Si Farmer quería dar una imagen positiva de su padre, podría haberse ahorrado esos detalles. Un lector menor de edad o adulto corto de miras no podría hacer un juicio moral si se encuentra elementos contradictorios. Sin embargo, en la vida las contradicciones son la norma más que la excepción. El mérito está en saber reflejarlas, ese es el arte. La tendencia actual, el moralismo de cómics, series y películas, nos conduce más al arte como dogma al pueblo ágrafo.
Es probable que, precisamente, esos tics tan desagradables no estén presentes porque Farmer no tenía escritoritis cuando inició el proyecto no era consciente de lo que tenía entre manos ni de lo que suponía situar la vida real de sus padres en el centro. Empezó y abandonó en muchas ocasiones. Las primeras treinta páginas que entintó, las tiró a la basura. Técnicamente, con el dibujo, tampoco se sintió a gusto y tuvo que corregir mucho. En resumen, le llevó más de una década por sus inseguridades.
El caso de Rachel fue especialmente delicado. Como explicó en una entrevista no lo puso en la novela gráfica, pero estaban aliviados de que perdiera la visión y no pudiera moverse de la cama. En caso contrario, habría sido un caso de "una de esas mujeres que se quita la ropa y sale corriendo por la calle, no es una falta de respeto hacia ella, es que su mente se apagó como una bombilla".
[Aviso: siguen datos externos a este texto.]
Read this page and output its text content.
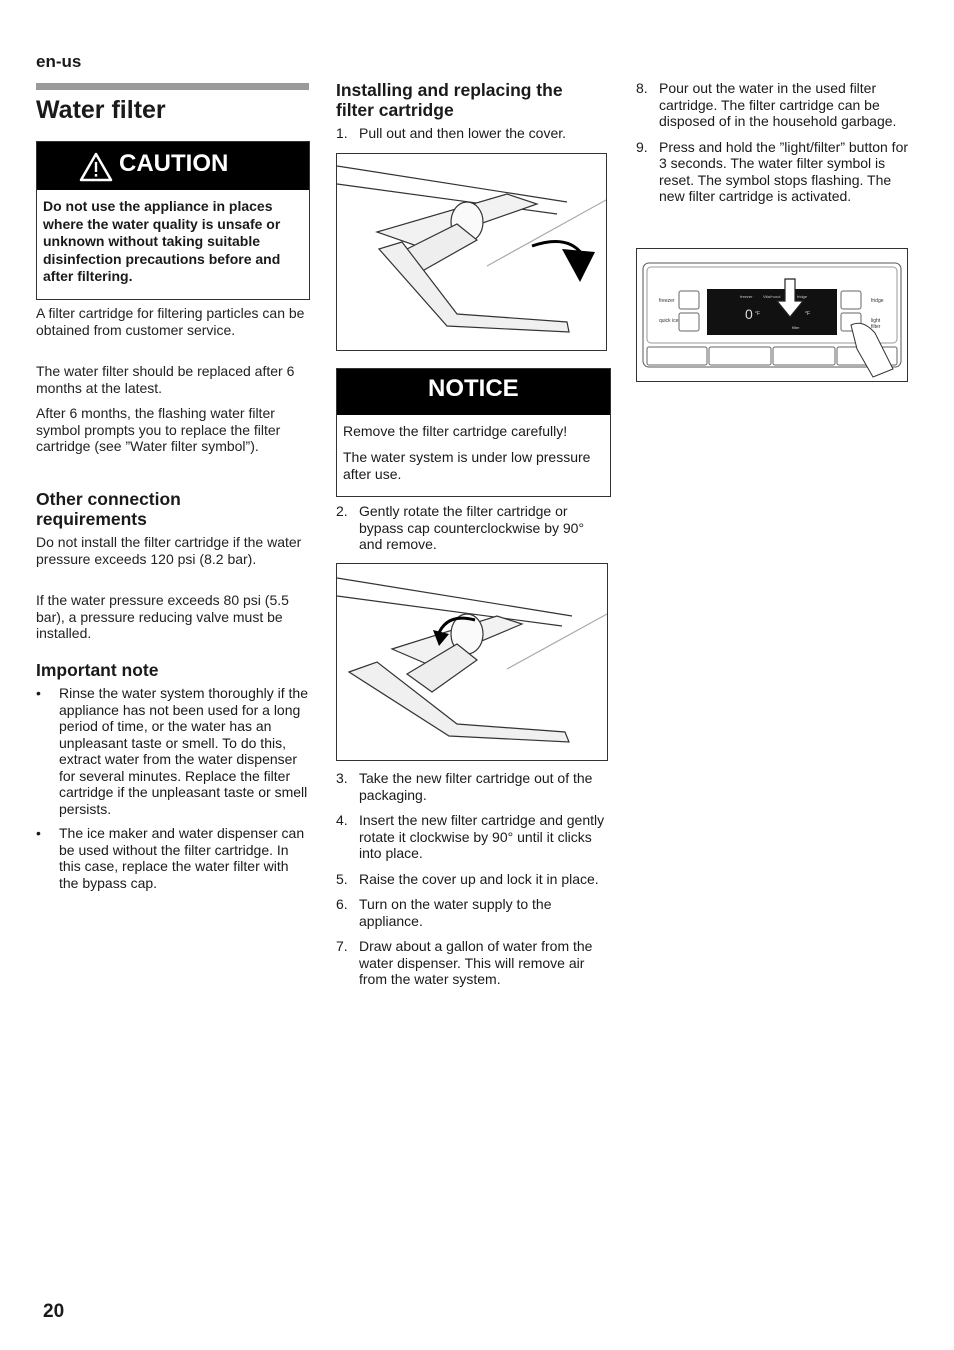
en-us
Water filter
CAUTION
Do not use the appliance in places where the water quality is unsafe or unknown without taking suitable disinfection precautions before and after filtering.
A filter cartridge for filtering particles can be obtained from customer service.
The water filter should be replaced after 6 months at the latest.
After 6 months, the flashing water filter symbol prompts you to replace the filter cartridge (see ”Water filter symbol”).
Other connection requirements
Do not install the filter cartridge if the water pressure exceeds 120 psi (8.2 bar).
If the water pressure exceeds 80 psi (5.5 bar), a pressure reducing valve must be installed.
Important note
• Rinse the water system thoroughly if the appliance has not been used for a long period of time, or the water has an unpleasant taste or smell. To do this, extract water from the water dispenser for several minutes. Replace the filter cartridge if the unpleasant taste or smell persists.
• The ice maker and water dispenser can be used without the filter cartridge. In this case, replace the water filter with the bypass cap.
Installing and replacing the filter cartridge
1. Pull out and then lower the cover.
NOTICE

Remove the filter cartridge carefully!

The water system is under low pressure after use.

2. Gently rotate the filter cartridge or bypass cap counterclockwise by 90° and remove.
3. Take the new filter cartridge out of the packaging.
4. Insert the new filter cartridge and gently rotate it clockwise by 90° until it clicks into place.
5. Raise the cover up and lock it in place.
6. Turn on the water supply to the appliance.
7. Draw about a gallon of water from the water dispenser. This will remove air from the water system.
8. Pour out the water in the used filter cartridge. The filter cartridge can be disposed of in the household garbage.
9. Press and hold the ”light/filter” button for 3 seconds. The water filter symbol is reset. The symbol stops flashing. The new filter cartridge is activated.
freezer
quick ice
freezer	Vital+cool	fridge
0 °F	°F
filter
fridge
light
filter
20
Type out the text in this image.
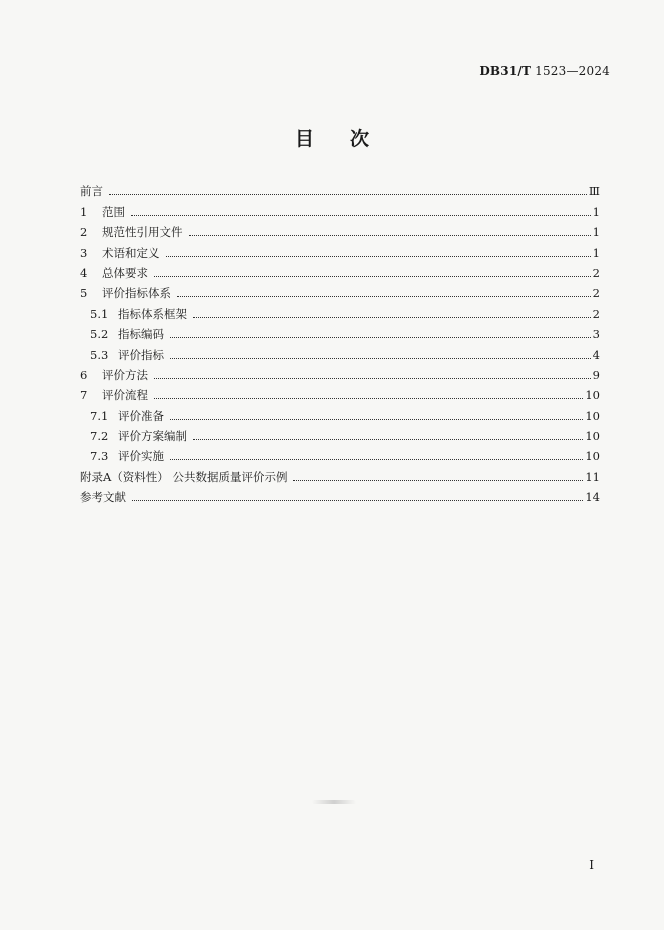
DB31/T 1523—2024
目次
前言	Ⅲ
1	范围	1
2	规范性引用文件	1
3	术语和定义	1
4	总体要求	2
5	评价指标体系	2
5.1 指标体系框架	2
5.2 指标编码	3
5.3 评价指标	4
6	评价方法	9
7	评价流程	10
7.1 评价准备	10
7.2 评价方案编制	10
7.3 评价实施	10
附录A（资料性） 公共数据质量评价示例	11
参考文献	14
I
Muchos aspectos que aparecen son comunes en este tipo de casos. Cuando ya no pueden volver a conducir, la acumulación de objetos inservibles. La protagonista tiene que tirar bolsas de basura llenas de trastos a escondidas de Rachel. Tampoco pueden cocinar. En este caso, se alimentan de bolsas de patatas. Llegado un momento, rechazan la verdura. Laura tiene que encargar un servicio de comida a domicilio.
Toda la etapa de los cuidados es una aventura sobre la que pende una espada de Damocles. En una situación así, los cuidados son parches, porque el declive es imparable. El temor es a que esos últimos días se vivan con dignidad. El encarnizamiento médico es un pánico que aquí incluso tienen los propios protagonistas. Las llagas por estar horas en la cama se pueden necrosar, cuando hay que hacer uso de morfina, el que la tiene que tomar la teme porque no quiere perder la cabeza y tal vez no volver a recuperarla.
Quizá el episodio más complejo de toda esta obra es cuando la protagonista que cuida a sus padres empieza a entender la actitud de su padre. Él mismo le explica que la decadencia se produce de una forma tan lenta que uno se va acostumbrando. Su actitud práctica ante los problemas, en lugar de generar peleas y broncas, hacen que la hija aprenda y se dé cuenta de que en algunos aspectos tiene razón. Hasta el punto de que, cuando Rachel acaba muriendo en un hospital donde no le han dado los cuidados más adecuados y están a punto de denunciarles, la hija entiende perfectamente que su padre quiera morir en su casa y no recibir más que cuidados paliativos cuando llegue el momento. Antes, también, le ruega a los médicos que no se encarnicen con su mujer cuando ya no pueda más.
De forma muy sobria, al final a su padre solo le preocupa ordenar sus recuerdos de guerra y que alguien se ocupe de su gato. Cuando lo cogieron su mujer y él, no esperaban que fuese a vivir más que ellos. Por cuestión generacional, es inevitable no tener presente a Maus, el autor también lidiaba con un padre de la misma edad. En este caso, no hay épica de guerra, si es que nos podemos referir así a sobrevivir a un campo de concentración, tan solo dos ancianos en un barrio de Los Angeles que, con los años, se ha convertido en peligroso. De hecho, parte de la historia transcurre durante las revueltas de principios de los 90. Por lo demás, no hay nada que no ocurra en cada momento en cada lugar, aunque nos pase desapercibido. Eso, la ordinaria cotidianeidad de la muerte, que eso es seguro, le llega a todo el mundo, es lo que la hace excepcional.